The invention relates to a wireless energy-carrying communication scene oriented to a mode division multiple access technology, wherein a transmitter and a receiver are both provided with a single antenna. The effectiveness of the proposed method is demonstrated by simulation: (1) the convergence performance of the algorithm under different learning rates is compared; (2) the total transmission power of the transmitting end varies with different algorithms as the receiving energy requirement of the user varies. Here, the proposed constrained markov process based Q learning algorithm is compared with the genetic algorithm based DBN algorithm; (3) the total transmission power at the transmitting end varies with different algorithms as the data rate requirements of the users vary. Here, the proposed constrained markov process based Q learning algorithm is compared with the genetic algorithm based DBN algorithm; (4) with the change of the number of users at the receiving end, the minimum total transmission power at the transmitting end changes with the difference of the requirements of the service quality of the users.
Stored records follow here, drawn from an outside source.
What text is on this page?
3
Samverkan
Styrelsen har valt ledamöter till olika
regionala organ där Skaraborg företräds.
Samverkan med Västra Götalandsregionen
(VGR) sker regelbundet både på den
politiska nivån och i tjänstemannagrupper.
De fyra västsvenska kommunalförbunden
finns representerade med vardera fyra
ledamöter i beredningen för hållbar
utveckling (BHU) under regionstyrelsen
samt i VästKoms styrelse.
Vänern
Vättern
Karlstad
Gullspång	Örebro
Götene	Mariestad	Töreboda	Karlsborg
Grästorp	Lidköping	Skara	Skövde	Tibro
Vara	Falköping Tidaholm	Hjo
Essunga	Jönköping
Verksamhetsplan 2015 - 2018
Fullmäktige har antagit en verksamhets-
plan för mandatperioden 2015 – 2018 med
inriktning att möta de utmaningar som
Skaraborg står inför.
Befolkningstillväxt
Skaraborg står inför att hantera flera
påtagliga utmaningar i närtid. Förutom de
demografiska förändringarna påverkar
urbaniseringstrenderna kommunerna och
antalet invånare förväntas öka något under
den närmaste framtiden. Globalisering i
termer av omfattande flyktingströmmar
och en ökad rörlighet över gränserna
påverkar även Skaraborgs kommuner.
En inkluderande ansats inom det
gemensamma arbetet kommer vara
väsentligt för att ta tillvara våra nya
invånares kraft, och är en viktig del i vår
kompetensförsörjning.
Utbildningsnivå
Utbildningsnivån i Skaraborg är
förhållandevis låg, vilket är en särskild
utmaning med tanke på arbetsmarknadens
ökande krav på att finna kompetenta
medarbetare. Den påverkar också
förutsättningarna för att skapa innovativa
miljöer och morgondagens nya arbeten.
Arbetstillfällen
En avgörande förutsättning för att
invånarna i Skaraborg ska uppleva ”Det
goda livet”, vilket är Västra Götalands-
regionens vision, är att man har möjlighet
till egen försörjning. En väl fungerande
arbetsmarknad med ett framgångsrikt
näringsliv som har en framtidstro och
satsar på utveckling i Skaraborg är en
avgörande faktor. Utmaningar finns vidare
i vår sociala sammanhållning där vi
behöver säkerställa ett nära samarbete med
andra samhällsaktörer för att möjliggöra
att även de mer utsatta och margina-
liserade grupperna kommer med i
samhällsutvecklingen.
In the simulation, we assume that all users are distributed within a circle with a radius of 300meters, d, centered at the base stationkPath loss coefficient β is assumed to be 3.76 in order to meet the energy requirement of the receiving end, the power conversion efficiency of the receiver for energy harvesting is assumed to be η -30%20.01 w. To learn the Q value, an action set satisfying the constraints (13), (14), and (15) is set. Thus, the state space is a limited set of corresponding motion spaces. In addition, other parameters are set as: k is a radical ofmax2500,. epsilon. 0.1 and. gamma. 0.8. In the simulation process, three performance indexes are: total power transmitted at the transmitting end, energy harvested at the receiving end, and data rate. The advantages and disadvantages of the resource allocation strategy are characterized by performance indicators.
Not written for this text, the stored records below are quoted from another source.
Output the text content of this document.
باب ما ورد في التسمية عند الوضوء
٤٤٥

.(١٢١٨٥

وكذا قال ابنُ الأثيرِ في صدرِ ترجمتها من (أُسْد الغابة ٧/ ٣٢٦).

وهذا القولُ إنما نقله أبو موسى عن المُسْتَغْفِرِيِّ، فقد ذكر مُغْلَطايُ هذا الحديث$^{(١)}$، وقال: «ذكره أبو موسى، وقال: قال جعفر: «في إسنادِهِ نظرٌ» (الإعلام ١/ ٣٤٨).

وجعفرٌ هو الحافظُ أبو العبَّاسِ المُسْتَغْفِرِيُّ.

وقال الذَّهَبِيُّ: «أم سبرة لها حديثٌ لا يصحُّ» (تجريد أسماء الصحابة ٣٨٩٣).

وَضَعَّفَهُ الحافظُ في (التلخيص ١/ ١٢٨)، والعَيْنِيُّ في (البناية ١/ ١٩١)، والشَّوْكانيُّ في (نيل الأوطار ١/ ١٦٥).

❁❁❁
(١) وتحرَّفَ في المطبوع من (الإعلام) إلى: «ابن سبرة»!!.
As shown in fig. 2, the convergence of the total transmission power at different learning rates was studied, and suitable algorithmic learning rates were determined, where ρ was set to 0.4, 0.5, and 0.6, respectively. In addition, the number of users and the number of subcarriers are set to 2. Furthermore, the acquired energy constraint and the data rate constraint are set to E, respectivelyreq0.1w and R req1 Mbit/s. It can be observed that the total power of transmission converges to 0.35w at different learning rates. Obviously, the convergence speed and stability are different at different learning rates. In consideration of two factors, the convergence speed and the stability, a learning rate of 0.6 is adopted. Since the algorithm adopts a greedy strategy, the total transmission power of the resource allocation scheme based on the constrained Markov process will slightly change with the increase of the iteration number, but the overall trend of the total transmission power is not affected.
As shown in fig. 3 and 4, the effectiveness of the algorithm was studied, which reflects the proposed performance comparison of the Q-learning based algorithm and the DBN algorithm at different user quality of service. In the simulation parameter setting, the number of receiving end users is set to 3. The results show that the algorithm is efficient and can significantly reduce the total transmission power.
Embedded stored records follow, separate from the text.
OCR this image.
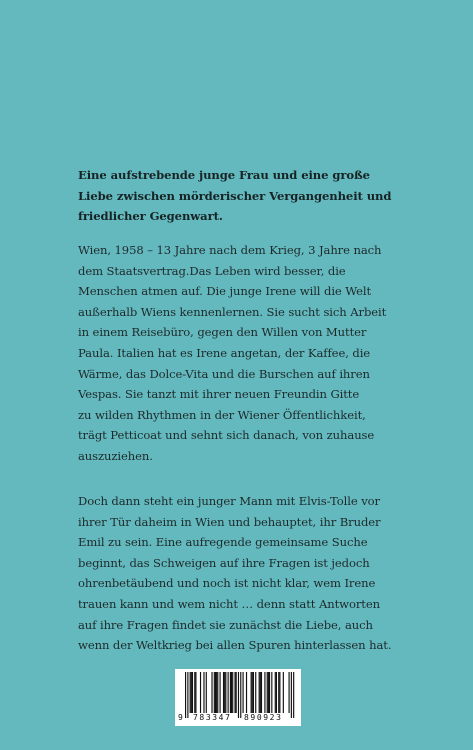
Eine aufstrebende junge Frau und eine große
Liebe zwischen mörderischer Vergangenheit und
friedlicher Gegenwart.
Wien, 1958 – 13 Jahre nach dem Krieg, 3 Jahre nach
dem Staatsvertrag.Das Leben wird besser, die
Menschen atmen auf. Die junge Irene will die Welt
außerhalb Wiens kennenlernen. Sie sucht sich Arbeit
in einem Reisebüro, gegen den Willen von Mutter
Paula. Italien hat es Irene angetan, der Kaffee, die
Wärme, das Dolce-Vita und die Burschen auf ihren
Vespas. Sie tanzt mit ihrer neuen Freundin Gitte
zu wilden Rhythmen in der Wiener Öffentlichkeit,
trägt Petticoat und sehnt sich danach, von zuhause
auszuziehen.
Doch dann steht ein junger Mann mit Elvis-Tolle vor
ihrer Tür daheim in Wien und behauptet, ihr Bruder
Emil zu sein. Eine aufregende gemeinsame Suche
beginnt, das Schweigen auf ihre Fragen ist jedoch
ohrenbetäubend und noch ist nicht klar, wem Irene
trauen kann und wem nicht … denn statt Antworten
auf ihre Fragen findet sie zunächst die Liebe, auch
wenn der Weltkrieg bei allen Spuren hinterlassen hat.
9 783347 890923
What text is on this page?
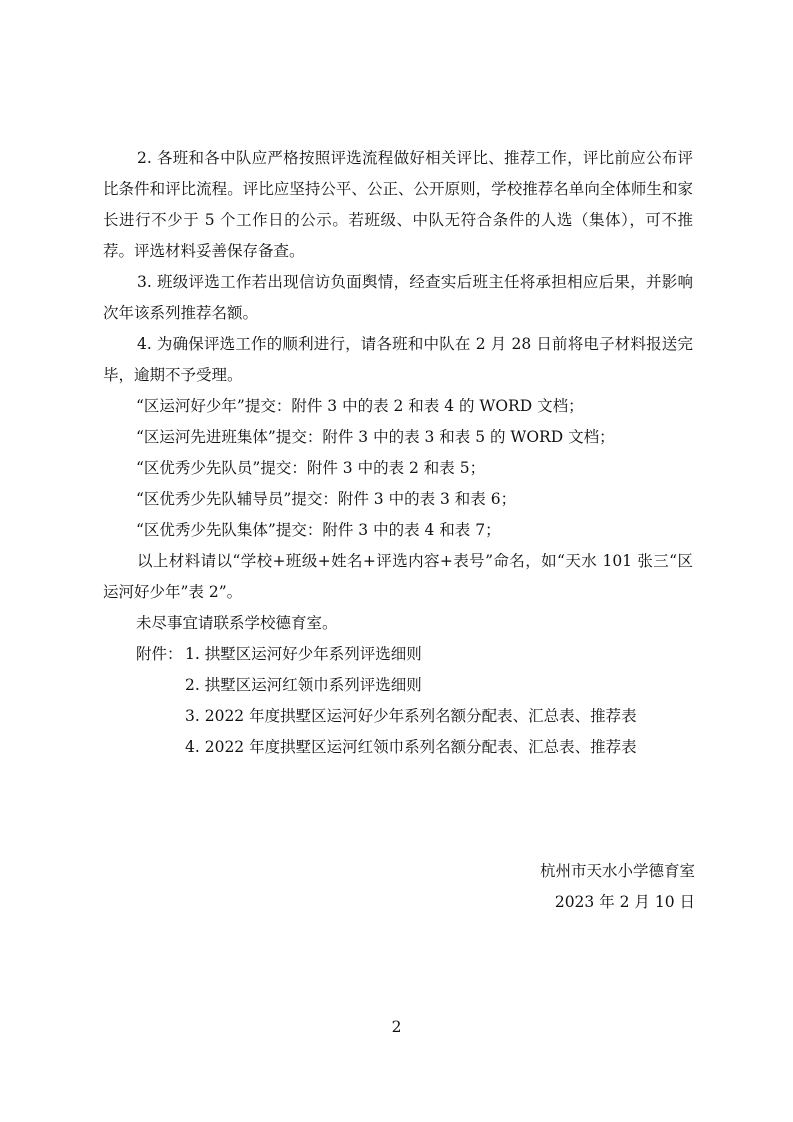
2. 各班和各中队应严格按照评选流程做好相关评比、推荐工作，评比前应公布评比条件和评比流程。评比应坚持公平、公正、公开原则，学校推荐名单向全体师生和家长进行不少于 5 个工作日的公示。若班级、中队无符合条件的人选（集体），可不推荐。评选材料妥善保存备查。

3. 班级评选工作若出现信访负面舆情，经查实后班主任将承担相应后果，并影响次年该系列推荐名额。

4. 为确保评选工作的顺利进行，请各班和中队在 2 月 28 日前将电子材料报送完毕，逾期不予受理。

“区运河好少年”提交：附件 3 中的表 2 和表 4 的 WORD 文档；

“区运河先进班集体”提交：附件 3 中的表 3 和表 5 的 WORD 文档；

“区优秀少先队员”提交：附件 3 中的表 2 和表 5；

“区优秀少先队辅导员”提交：附件 3 中的表 3 和表 6；

“区优秀少先队集体”提交：附件 3 中的表 4 和表 7；

以上材料请以“学校+班级+姓名+评选内容+表号”命名，如“天水 101 张三“区运河好少年”表 2”。

未尽事宜请联系学校德育室。

附件： 1. 拱墅区运河好少年系列评选细则
2. 拱墅区运河红领巾系列评选细则
3. 2022 年度拱墅区运河好少年系列名额分配表、汇总表、推荐表
4. 2022 年度拱墅区运河红领巾系列名额分配表、汇总表、推荐表
杭州市天水小学德育室
2023 年 2 月 10 日
2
Finally, fig. 5 shows the minimum total transmission power at the transmitting end estimated by the proposed Q learning algorithm under the constraints of different users and different user qos, where the number of users at the receiver is set to 2, 3 and 4, respectively. As shown in fig. 5, it is observed that the total power of transmission at the transmitting end tends to increase due to an increase in the quality of service of the user. In addition, as the number of users increases, the increasing trend of the minimum total transmission power of the transmitting end is gradually shown. The above results verify the effectiveness and reasonability of the algorithm.